Monday, October 17, 2005

Global Warming and Fossils

I'm still working on a post on Homo floresiensis. In the meantime...
"Prehistoric global warming episodes from massive atmospheric pollution involving carbon dioxide and methane could have created and preserved "mass kills" of wildlife..."

According to recent research previous episodes of global warming may have played a role in fossil preservation. The research, conducted by Oregon geologist Gregory Retallack, involved comparing thousands of well preserved assemblages of fish, crustaceans, insects, starfish among others. According to the article, during the past 500 million years there are 41 instances of exceptional preservation:

Such exceptional assemblages were thought to have been preserved in environments that were unusually low in oxygen, highly saline, very cold, or extremely dry. What was not suspected until the new compilation was the global distribution of other exceptional fossil deposits of the same ages. Independent estimates of atmospheric pollution crises come from studies of carbon anomalies, microscopic pores of fossil leaves and climatic indicators from fossil soils. Methane outbursts from volcanically intruded coals and submarine gas hydrates are prime suspects for these lethal atmospheric pollution events.

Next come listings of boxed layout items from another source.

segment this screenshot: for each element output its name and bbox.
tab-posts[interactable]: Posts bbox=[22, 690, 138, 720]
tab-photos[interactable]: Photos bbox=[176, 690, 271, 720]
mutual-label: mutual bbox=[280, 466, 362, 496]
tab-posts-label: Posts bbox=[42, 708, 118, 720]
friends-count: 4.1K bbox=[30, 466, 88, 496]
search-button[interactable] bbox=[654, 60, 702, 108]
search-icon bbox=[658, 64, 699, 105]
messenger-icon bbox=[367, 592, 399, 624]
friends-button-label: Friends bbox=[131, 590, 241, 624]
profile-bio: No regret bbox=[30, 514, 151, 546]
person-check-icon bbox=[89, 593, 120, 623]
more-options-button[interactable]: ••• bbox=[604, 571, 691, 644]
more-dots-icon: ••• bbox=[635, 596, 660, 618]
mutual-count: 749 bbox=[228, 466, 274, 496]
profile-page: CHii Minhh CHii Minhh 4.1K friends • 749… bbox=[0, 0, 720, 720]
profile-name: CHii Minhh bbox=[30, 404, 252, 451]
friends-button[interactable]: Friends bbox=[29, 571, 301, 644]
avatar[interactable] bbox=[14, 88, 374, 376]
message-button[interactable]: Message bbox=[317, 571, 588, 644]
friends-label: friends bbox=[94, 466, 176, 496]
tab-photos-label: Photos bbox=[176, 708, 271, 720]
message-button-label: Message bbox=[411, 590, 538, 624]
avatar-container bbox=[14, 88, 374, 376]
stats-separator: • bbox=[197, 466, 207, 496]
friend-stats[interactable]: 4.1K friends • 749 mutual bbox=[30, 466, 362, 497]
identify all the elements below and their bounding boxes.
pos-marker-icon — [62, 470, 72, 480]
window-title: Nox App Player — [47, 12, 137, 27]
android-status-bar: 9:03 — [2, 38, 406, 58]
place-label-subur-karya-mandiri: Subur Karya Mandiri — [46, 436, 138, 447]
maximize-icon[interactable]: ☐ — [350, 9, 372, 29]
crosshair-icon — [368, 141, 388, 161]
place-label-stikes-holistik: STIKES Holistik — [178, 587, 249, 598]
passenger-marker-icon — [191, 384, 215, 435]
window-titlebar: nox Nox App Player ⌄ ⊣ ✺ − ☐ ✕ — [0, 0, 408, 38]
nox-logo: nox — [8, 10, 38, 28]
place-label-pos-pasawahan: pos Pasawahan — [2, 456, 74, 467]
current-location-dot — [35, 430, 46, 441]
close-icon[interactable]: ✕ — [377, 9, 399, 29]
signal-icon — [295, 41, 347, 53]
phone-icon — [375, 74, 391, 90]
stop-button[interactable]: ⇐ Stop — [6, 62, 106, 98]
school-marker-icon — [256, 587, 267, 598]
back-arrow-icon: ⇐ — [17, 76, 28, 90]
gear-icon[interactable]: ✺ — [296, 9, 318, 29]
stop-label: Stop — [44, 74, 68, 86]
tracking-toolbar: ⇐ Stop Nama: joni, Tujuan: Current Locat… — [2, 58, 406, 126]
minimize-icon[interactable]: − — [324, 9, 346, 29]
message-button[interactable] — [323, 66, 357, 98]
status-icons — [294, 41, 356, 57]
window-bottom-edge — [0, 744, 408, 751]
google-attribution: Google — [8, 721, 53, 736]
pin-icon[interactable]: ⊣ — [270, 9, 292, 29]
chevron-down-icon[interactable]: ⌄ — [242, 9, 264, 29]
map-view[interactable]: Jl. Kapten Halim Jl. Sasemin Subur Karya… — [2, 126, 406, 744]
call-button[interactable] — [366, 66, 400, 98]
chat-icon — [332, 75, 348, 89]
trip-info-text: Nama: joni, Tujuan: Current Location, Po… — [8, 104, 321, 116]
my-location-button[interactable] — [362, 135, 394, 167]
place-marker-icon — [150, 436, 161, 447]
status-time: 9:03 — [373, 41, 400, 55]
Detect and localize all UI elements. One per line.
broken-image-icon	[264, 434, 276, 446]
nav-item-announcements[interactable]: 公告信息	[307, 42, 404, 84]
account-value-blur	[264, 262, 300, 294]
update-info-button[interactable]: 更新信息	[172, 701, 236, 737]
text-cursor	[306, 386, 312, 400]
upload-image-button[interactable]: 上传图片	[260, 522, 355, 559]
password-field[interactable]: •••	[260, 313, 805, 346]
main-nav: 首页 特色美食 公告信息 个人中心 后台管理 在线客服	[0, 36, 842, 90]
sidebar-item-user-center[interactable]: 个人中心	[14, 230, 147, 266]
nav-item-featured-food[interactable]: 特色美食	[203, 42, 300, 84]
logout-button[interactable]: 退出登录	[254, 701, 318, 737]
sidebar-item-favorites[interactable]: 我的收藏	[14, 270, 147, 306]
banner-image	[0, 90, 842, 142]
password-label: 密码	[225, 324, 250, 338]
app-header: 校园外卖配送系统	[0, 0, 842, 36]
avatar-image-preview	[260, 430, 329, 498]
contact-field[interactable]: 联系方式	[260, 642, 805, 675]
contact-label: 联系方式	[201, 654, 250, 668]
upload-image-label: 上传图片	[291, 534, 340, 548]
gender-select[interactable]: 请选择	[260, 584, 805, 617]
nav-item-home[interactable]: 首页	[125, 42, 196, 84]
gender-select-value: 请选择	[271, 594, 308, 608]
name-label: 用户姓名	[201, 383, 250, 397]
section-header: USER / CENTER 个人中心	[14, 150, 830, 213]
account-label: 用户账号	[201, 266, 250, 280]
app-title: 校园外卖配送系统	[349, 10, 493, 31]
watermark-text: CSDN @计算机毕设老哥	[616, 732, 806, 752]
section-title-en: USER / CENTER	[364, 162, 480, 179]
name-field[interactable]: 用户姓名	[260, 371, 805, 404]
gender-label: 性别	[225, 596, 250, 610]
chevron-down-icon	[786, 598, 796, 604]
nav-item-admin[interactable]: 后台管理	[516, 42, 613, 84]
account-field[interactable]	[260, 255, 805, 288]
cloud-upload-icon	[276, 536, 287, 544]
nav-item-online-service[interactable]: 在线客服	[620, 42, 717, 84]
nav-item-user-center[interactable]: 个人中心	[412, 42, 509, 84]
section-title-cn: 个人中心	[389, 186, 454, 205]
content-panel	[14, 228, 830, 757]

"Lowered levels of oxygen can kill fish and other creatures in marginally aerated environments, and also preserve their carcasses from dismemberment and decay," said Retallack. "Data from carbon anomalies and microscopic leaf pores indicate that some of these killer greenhouses ramped up, within only a few thousand years, to intolerable levels of more than 10 times the modern level of atmospheric carbon dioxide. What stopped them from continuing on to a sterile greenhouse atmosphere like that of Venus? It was the widespread death and burial of animals and their carbon which created fossil bonanzas, the likes of which may have saved us from the heat sterilization experienced by our sister planet."